Plus Markets to Shut Doors
London-based Plus Markets Group has announced that its formal sales process (FSP) has been terminated with immediate effect. The company will wind down its exchange operations over the next six months as a direct result.
Plus Markets comprises the cash equities recognized investment exchange (RIE) Plus SX, a derivatives exchange, Plus DX, and its turnkey 'exchange-in-a-box' technology product, Plus TS. The company announced that it would be receiving offers to safeguard its financial future on 3 February 2012, and indicated in April that it was in discussions with interested parties.
Today's regulatory announcement, however, states that discussions were not leading to satisfactory offers in a desired timeframe, leading to the decision to terminate the FSP and commence proceedings for retiring the platform. Discussions are ongoing with the UK Financial Services Authority (FSA) to this effect.
"The Board regrets to inform shareholders that, due to the ongoing operating costs of its business in the context of its regulatory status, the Company's cash balance has reached a level at which the Board has informed the FSA that it intends to commence a process of orderly closure. In consultation with the FSA, the regulated activities undertaken by the Group, which include the operation of the RIE, will be wound down over a period of up to six months in order to minimize market disruption," the group said.
Plus Markets declined to comment directly when contacted, stating that they were unable to add to the regulatory announcement posted on their investor relations website.
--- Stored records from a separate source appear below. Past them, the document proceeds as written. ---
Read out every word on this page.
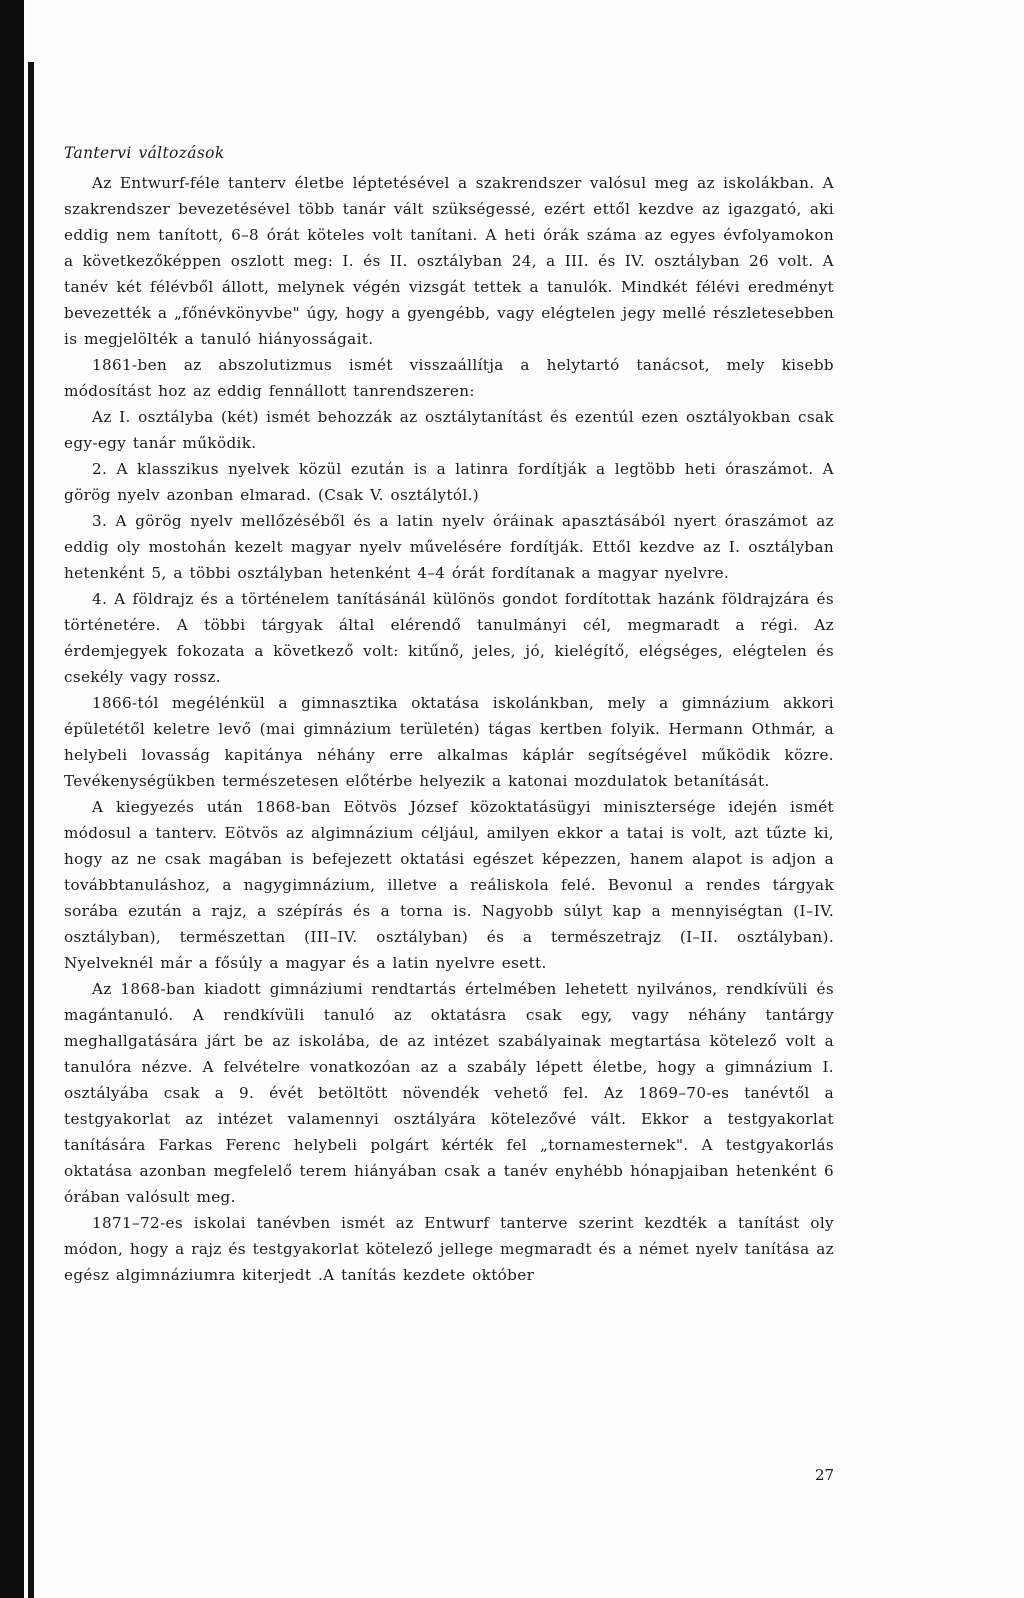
Tantervi változások

Az Entwurf-féle tanterv életbe léptetésével a szakrendszer valósul meg az iskolákban. A szakrendszer bevezetésével több tanár vált szükségessé, ezért ettől kezdve az igazgató, aki eddig nem tanított, 6–8 órát köteles volt tanítani. A heti órák száma az egyes évfolyamokon a következőképpen oszlott meg: I. és II. osztályban 24, a III. és IV. osztályban 26 volt. A tanév két félévből állott, melynek végén vizsgát tettek a tanulók. Mindkét félévi eredményt bevezették a „főnévkönyvbe" úgy, hogy a gyengébb, vagy elégtelen jegy mellé részletesebben is megjelölték a tanuló hiányosságait.

1861-ben az abszolutizmus ismét visszaállítja a helytartó tanácsot, mely kisebb módosítást hoz az eddig fennállott tanrendszeren:

Az I. osztályba (két) ismét behozzák az osztálytanítást és ezentúl ezen osztályokban csak egy-egy tanár működik.

2. A klasszikus nyelvek közül ezután is a latinra fordítják a legtöbb heti óraszámot. A görög nyelv azonban elmarad. (Csak V. osztálytól.)

3. A görög nyelv mellőzéséből és a latin nyelv óráinak apasztásából nyert óraszámot az eddig oly mostohán kezelt magyar nyelv művelésére fordítják. Ettől kezdve az I. osztályban hetenként 5, a többi osztályban hetenként 4–4 órát fordítanak a magyar nyelvre.

4. A földrajz és a történelem tanításánál különös gondot fordítottak hazánk földrajzára és történetére. A többi tárgyak által elérendő tanulmányi cél, megmaradt a régi. Az érdemjegyek fokozata a következő volt: kitűnő, jeles, jó, kielégítő, elégséges, elégtelen és csekély vagy rossz.

1866-tól megélénkül a gimnasztika oktatása iskolánkban, mely a gimnázium akkori épületétől keletre levő (mai gimnázium területén) tágas kertben folyik. Hermann Othmár, a helybeli lovasság kapitánya néhány erre alkalmas káplár segítségével működik közre. Tevékenységükben természetesen előtérbe helyezik a katonai mozdulatok betanítását.

A kiegyezés után 1868-ban Eötvös József közoktatásügyi minisztersége idején ismét módosul a tanterv. Eötvös az algimnázium céljául, amilyen ekkor a tatai is volt, azt tűzte ki, hogy az ne csak magában is befejezett oktatási egészet képezzen, hanem alapot is adjon a továbbtanuláshoz, a nagygimnázium, illetve a reáliskola felé. Bevonul a rendes tárgyak sorába ezután a rajz, a szépírás és a torna is. Nagyobb súlyt kap a mennyiségtan (I–IV. osztályban), természettan (III–IV. osztályban) és a természetrajz (I–II. osztályban). Nyelveknél már a fősúly a magyar és a latin nyelvre esett.

Az 1868-ban kiadott gimnáziumi rendtartás értelmében lehetett nyilvános, rendkívüli és magántanuló. A rendkívüli tanuló az oktatásra csak egy, vagy néhány tantárgy meghallgatására járt be az iskolába, de az intézet szabályainak megtartása kötelező volt a tanulóra nézve. A felvételre vonatkozóan az a szabály lépett életbe, hogy a gimnázium I. osztályába csak a 9. évét betöltött növendék vehető fel. Az 1869–70-es tanévtől a testgyakorlat az intézet valamennyi osztályára kötelezővé vált. Ekkor a testgyakorlat tanítására Farkas Ferenc helybeli polgárt kérték fel „tornamesternek". A testgyakorlás oktatása azonban megfelelő terem hiányában csak a tanév enyhébb hónapjaiban hetenként 6 órában valósult meg.

1871–72-es iskolai tanévben ismét az Entwurf tanterve szerint kezdték a tanítást oly módon, hogy a rajz és testgyakorlat kötelező jellege megmaradt és a német nyelv tanítása az egész algimnáziumra kiterjedt .A tanítás kezdete október

27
Existing companies on Plus are likely to face a dilemma; do they go to Aim, and not all will be able to, do they delist completely, or do they go to one of the matched bargain markets like Sharemark?
Operational Expenditure
However, a person with knowledge of the process, speaking on background, confirmed that operational costs were in fact the prime factor. Plus Market's balance sheet, when last published in mid-2011, stood at around £4.6 million (approximately $7.4 million). The source said that had been eaten into over time, and although the company wasn't bankrupt, the decision was taken that continuation would be untenable.
The situation is unlikely to have been helped by proposals from the FSA regarding minimum levels of cash held by exchanges. The regulator has stated that exchanges and clearing houses should maintain liquid financial assets equivalent to six months' operational costs, with the same in net capital. Plus Markets Group was one of ten institutions identified by the FSA as being subject to the proposal's requirements.
Despite the FSP being terminated, the source added, there is a chance that there may yet be a private sale, as Plus Markets is still in discussions with several parties. The announcement, they said, could prompt a faster negotiation process. This move is also related entirely to Plus SX, with Plus DX and Plus TS being separate, although any dissolution of the company would infer the sale of these assets.
Next Steps
Plus Markets will be working with the companies listed on Plus SX to find a new venue to sell their shares. As the market is for small, growing companies, it is likely the London Stock Exchange's (LSE) Aim platform will be a natural fit. Not all, however, believe that Aim will be an easy transition.
"The demise of Plus is going to make it even more difficult for smaller companies to raise capital at a time when bank lending is tight," says Chris Searle, corporate finance partner at accountancy firm BDO. "And existing companies on Plus are likely to face a dilemma; do they go to Aim, and not all will be able to, do they delist completely, or do they go to one of the matched bargain markets like Sharemark? All in all, it's a sad day for the public equity markets in the UK."